Что же касается пяти слагаемых — ну, например, предпринимательства в виде личных приусадебных участков и артелей… Здесь у авторов книги тоже не все ладно. «В 1935 году был принят “Примерный устав сельскохозяйственной артели”, который просто упорядочил прежнюю практику, установив предельный размер разрешенного личного приусадебного хозяйства, — напоминает Сафронов. — В 1939 и в 1946 гг. выходили постановления, смысл которых сводился к борьбе с чрезмерно разросшимся личным хозяйством. То, что приусадебные хозяйства давали до половины (а в отдельные периоды — больше половины) сельскохозяйственной продукции, — это проблема колхозной модели, а не ее заслуга. Это означает, что огромные средства, которые государство тратило на сельхозтехнику и мелиорацию, давали мизерную отдачу т. к. колхозникам было невыгодно трудиться в колхозном хозяйстве.
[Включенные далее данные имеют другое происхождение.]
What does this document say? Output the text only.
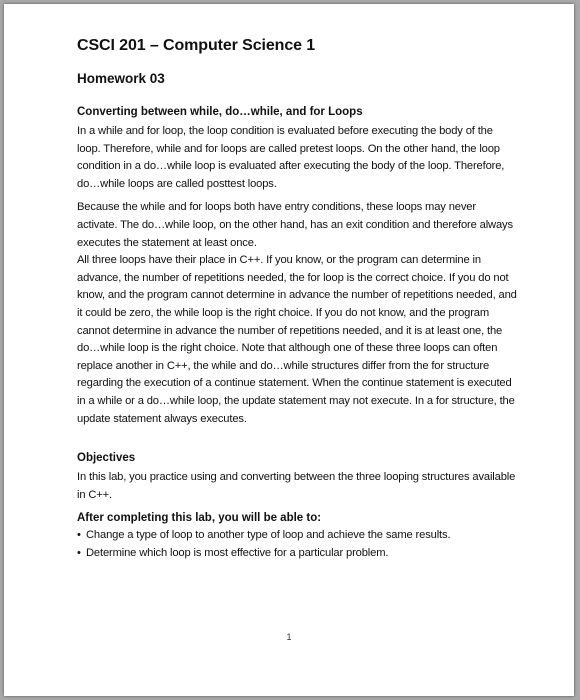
CSCI 201 – Computer Science 1
Homework 03
Converting between while, do…while, and for Loops

In a while and for loop, the loop condition is evaluated before executing the body of the loop. Therefore, while and for loops are called pretest loops. On the other hand, the loop condition in a do…while loop is evaluated after executing the body of the loop. Therefore, do…while loops are called posttest loops.

Because the while and for loops both have entry conditions, these loops may never activate. The do…while loop, on the other hand, has an exit condition and therefore always executes the statement at least once.

All three loops have their place in C++. If you know, or the program can determine in advance, the number of repetitions needed, the for loop is the correct choice. If you do not know, and the program cannot determine in advance the number of repetitions needed, and it could be zero, the while loop is the right choice. If you do not know, and the program cannot determine in advance the number of repetitions needed, and it is at least one, the do…while loop is the right choice. Note that although one of these three loops can often replace another in C++, the while and do…while structures differ from the for structure regarding the execution of a continue statement. When the continue statement is executed in a while or a do…while loop, the update statement may not execute. In a for structure, the update statement always executes.

Objectives

In this lab, you practice using and converting between the three looping structures available in C++.

After completing this lab, you will be able to:
• Change a type of loop to another type of loop and achieve the same results.
• Determine which loop is most effective for a particular problem.
1
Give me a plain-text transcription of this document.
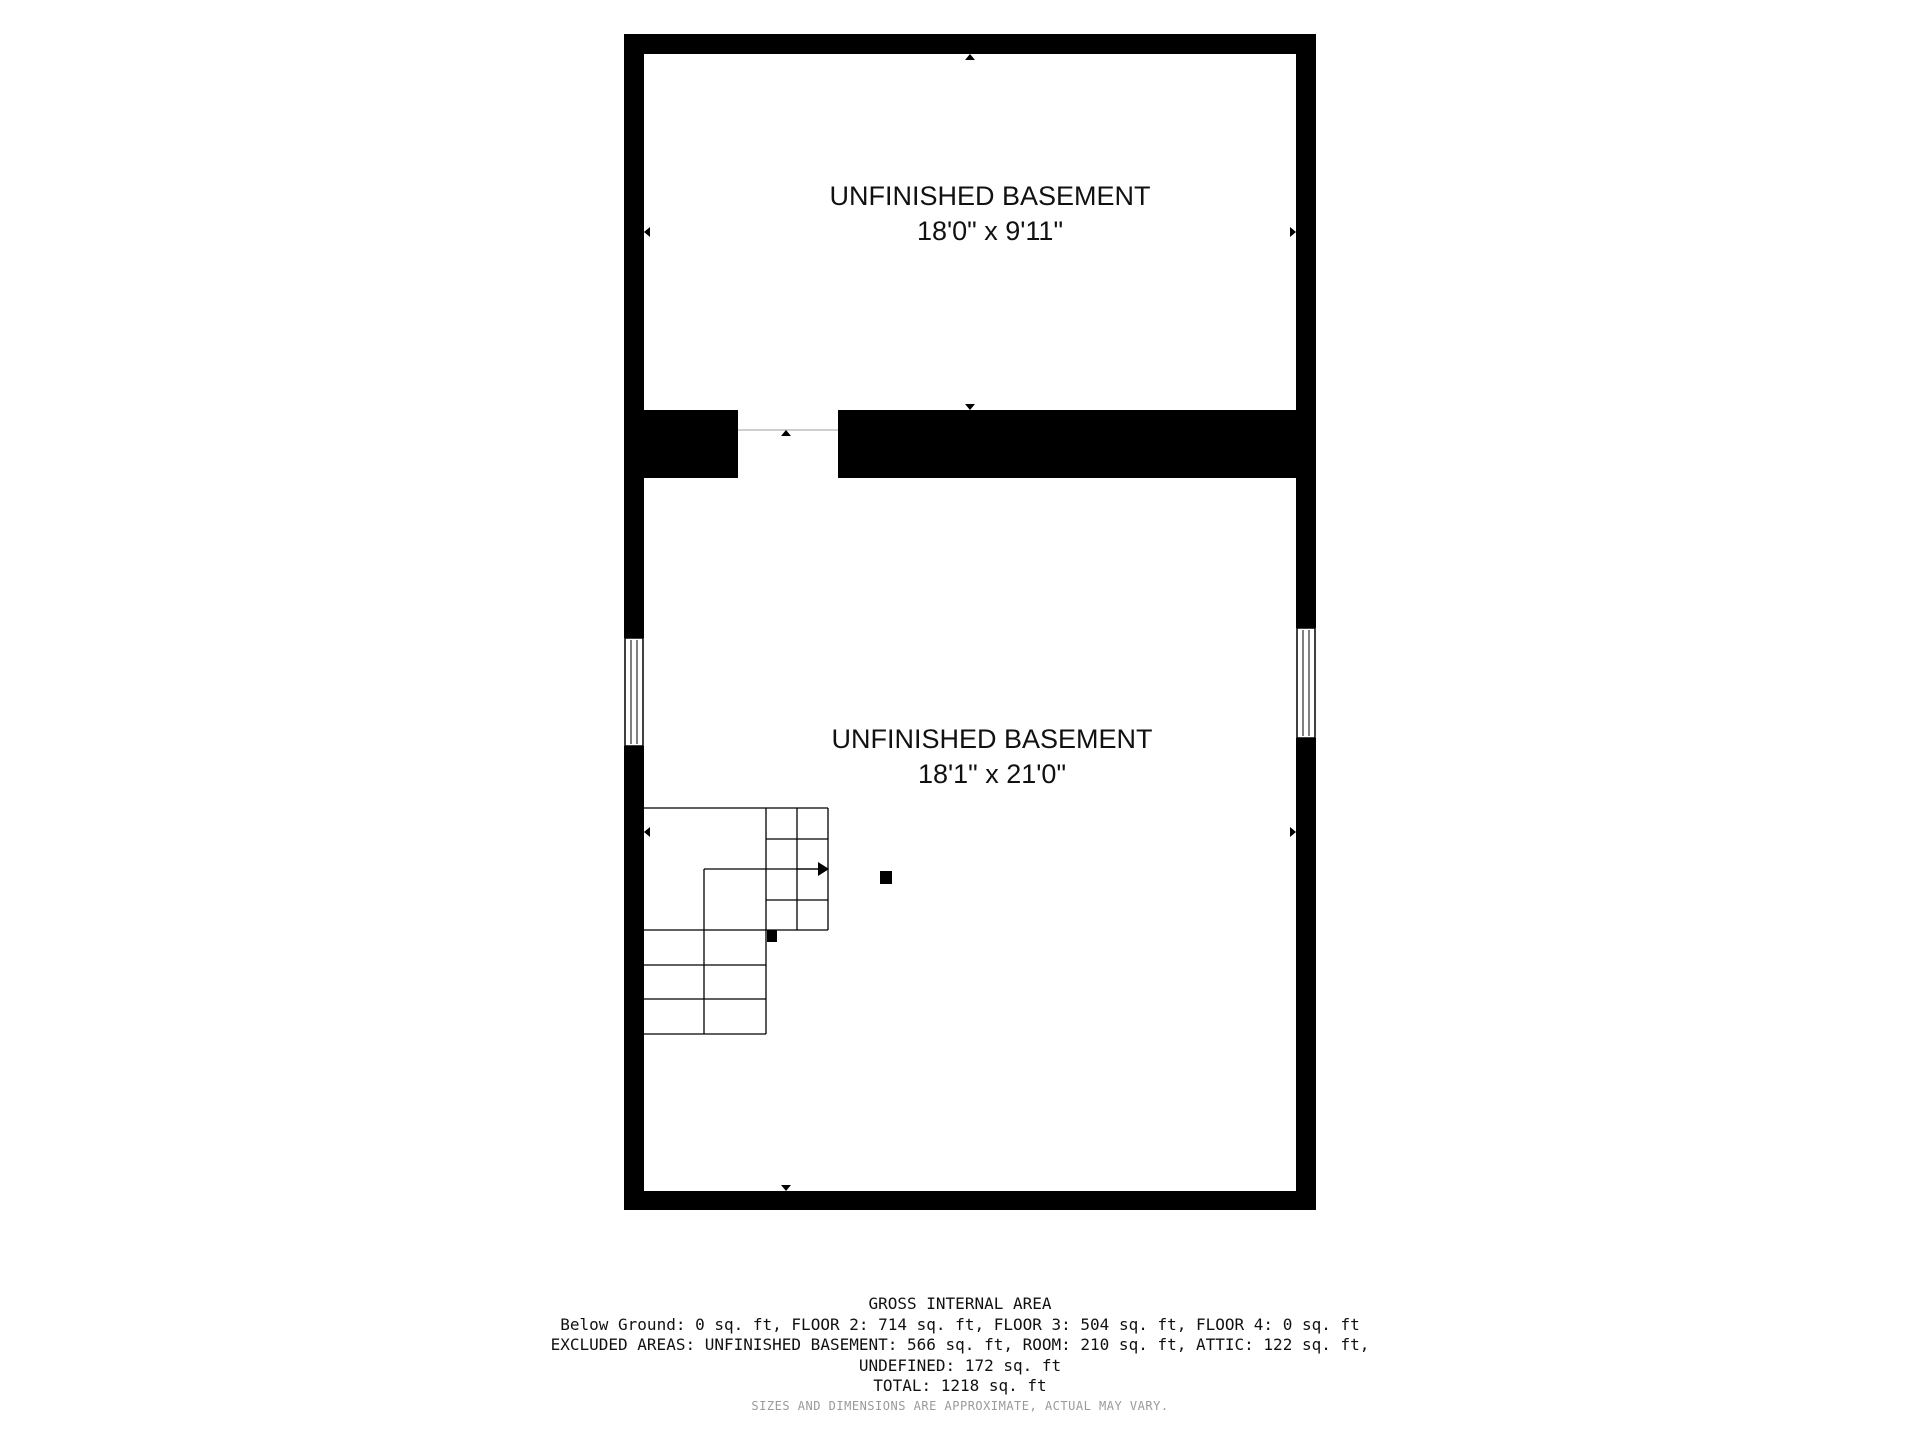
UNFINISHED BASEMENT
18'0" x 9'11"
UNFINISHED BASEMENT
18'1" x 21'0"
GROSS INTERNAL AREA
Below Ground: 0 sq. ft, FLOOR 2: 714 sq. ft, FLOOR 3: 504 sq. ft, FLOOR 4: 0 sq. ft
EXCLUDED AREAS: UNFINISHED BASEMENT: 566 sq. ft, ROOM: 210 sq. ft, ATTIC: 122 sq. ft,
UNDEFINED: 172 sq. ft
TOTAL: 1218 sq. ft
SIZES AND DIMENSIONS ARE APPROXIMATE, ACTUAL MAY VARY.
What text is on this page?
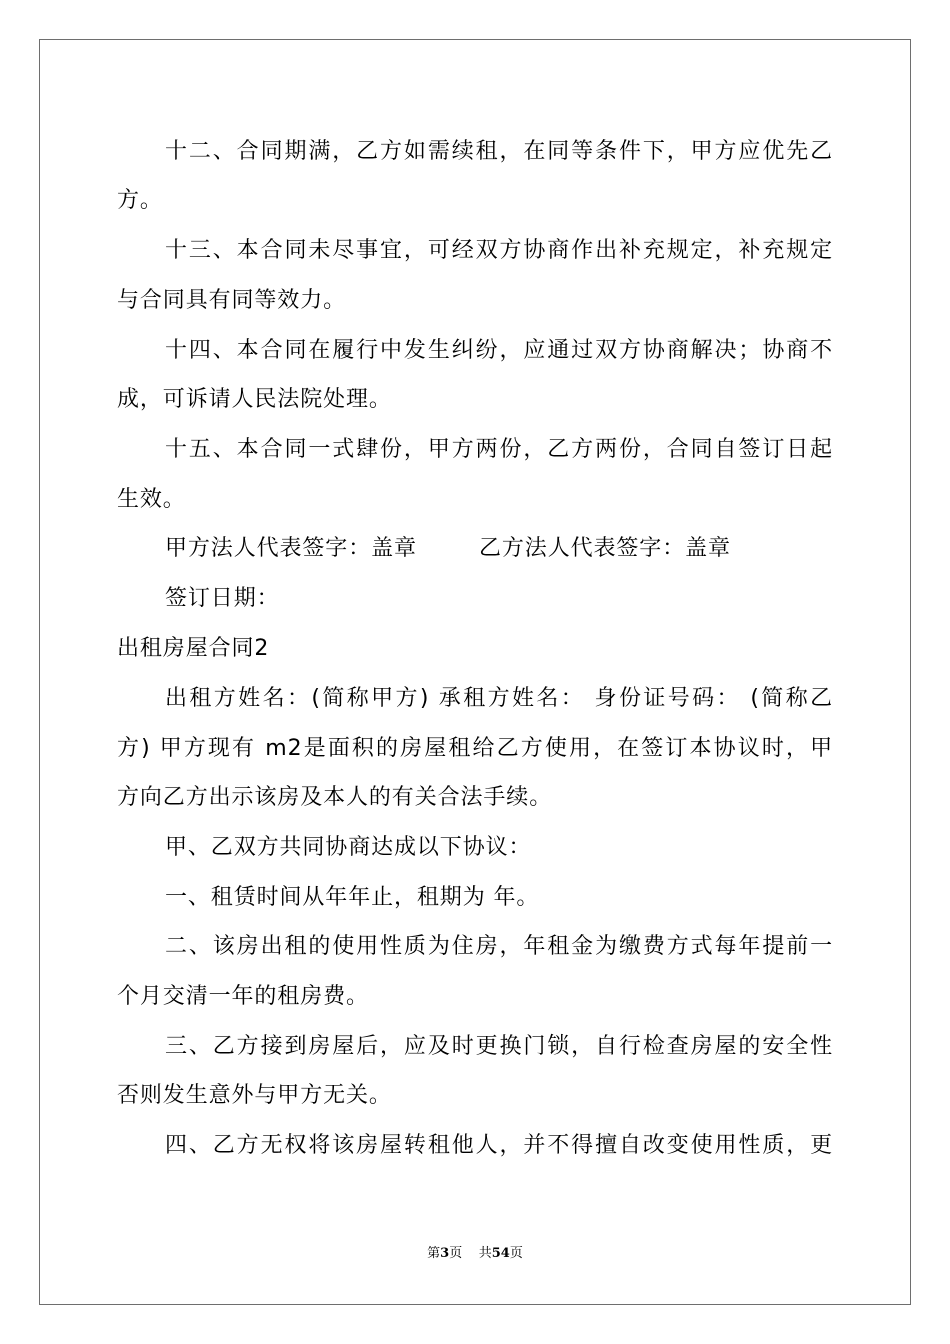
十二、合同期满，乙方如需续租，在同等条件下，甲方应优先乙
方。
十三、本合同未尽事宜，可经双方协商作出补充规定，补充规定
与合同具有同等效力。
十四、本合同在履行中发生纠纷，应通过双方协商解决；协商不
成，可诉请人民法院处理。
十五、本合同一式肆份，甲方两份，乙方两份，合同自签订日起
生效。
甲方法人代表签字：盖章	乙方法人代表签字：盖章
签订日期：
出租房屋合同2
出租方姓名：(简称甲方) 承租方姓名： 身份证号码： (简称乙
方) 甲方现有 m2是面积的房屋租给乙方使用，在签订本协议时，甲
方向乙方出示该房及本人的有关合法手续。
甲、乙双方共同协商达成以下协议：
一、租赁时间从年年止，租期为 年。
二、该房出租的使用性质为住房，年租金为缴费方式每年提前一
个月交清一年的租房费。
三、乙方接到房屋后，应及时更换门锁，自行检查房屋的安全性
否则发生意外与甲方无关。
四、乙方无权将该房屋转租他人，并不得擅自改变使用性质，更
第3页 共54页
По итогам 1950 г. колхозники тратили на общественные работы 73 % рабочего времени и имели с этих работ 19,5 % денежных доходов. На работу в государственных и кооперативных организациях, т. е. своего рода “отходничество”, уходило 10 % времени и приходилось 19,4 % доходов. Личные подсобные хозяйства отнимали 17 % времени, но давали 46,1 % всех доходов колхозников. То есть личное приусадебное хозяйство для колхозника было более чем в 10 раз выгоднее общественного».
Даже эти неточности и натяжки (а их в книге гораздо больше) дают повод предположить, что авторам было не так важно разобраться, как работала сталинская система, сколько презентовать идеи для сегодняшнего дня.
Верил ли Байбаков, когда горевал о ликвидации Госплана, что эти идеи через тридцать лет после перехода России к рынку вдруг возродятся и будут подаваться как прогрессивные, способные обеспечить высокий рост отечественной экономики в настоящем и будущем?
«Я хочу дожить до ста лет»
Байбаков жил в просторной квартире в центре Москвы. Гранатный переулок, 10. Знаменитый «брежневский» дом, где обитала советская элита, преимущественно члены Политбюро. Хозяйкой квартиры на шестом этаже была дочь генсека Галина Брежнева (потом туда въехал последний председатель Верховного Совета РСФСР Руслан Хасбулатов), а двумя этажами выше имел квартиру Байбаков. В этой квартире его, пенсионера союзного значения, однажды навестил Дмитрий Украинский, давний верный соратник. За разговором выяснилось, что Байбаков не оформил толком персональную пенсию и не имеет понятия, какие льготы, поликлиники, санатории ему полагаются.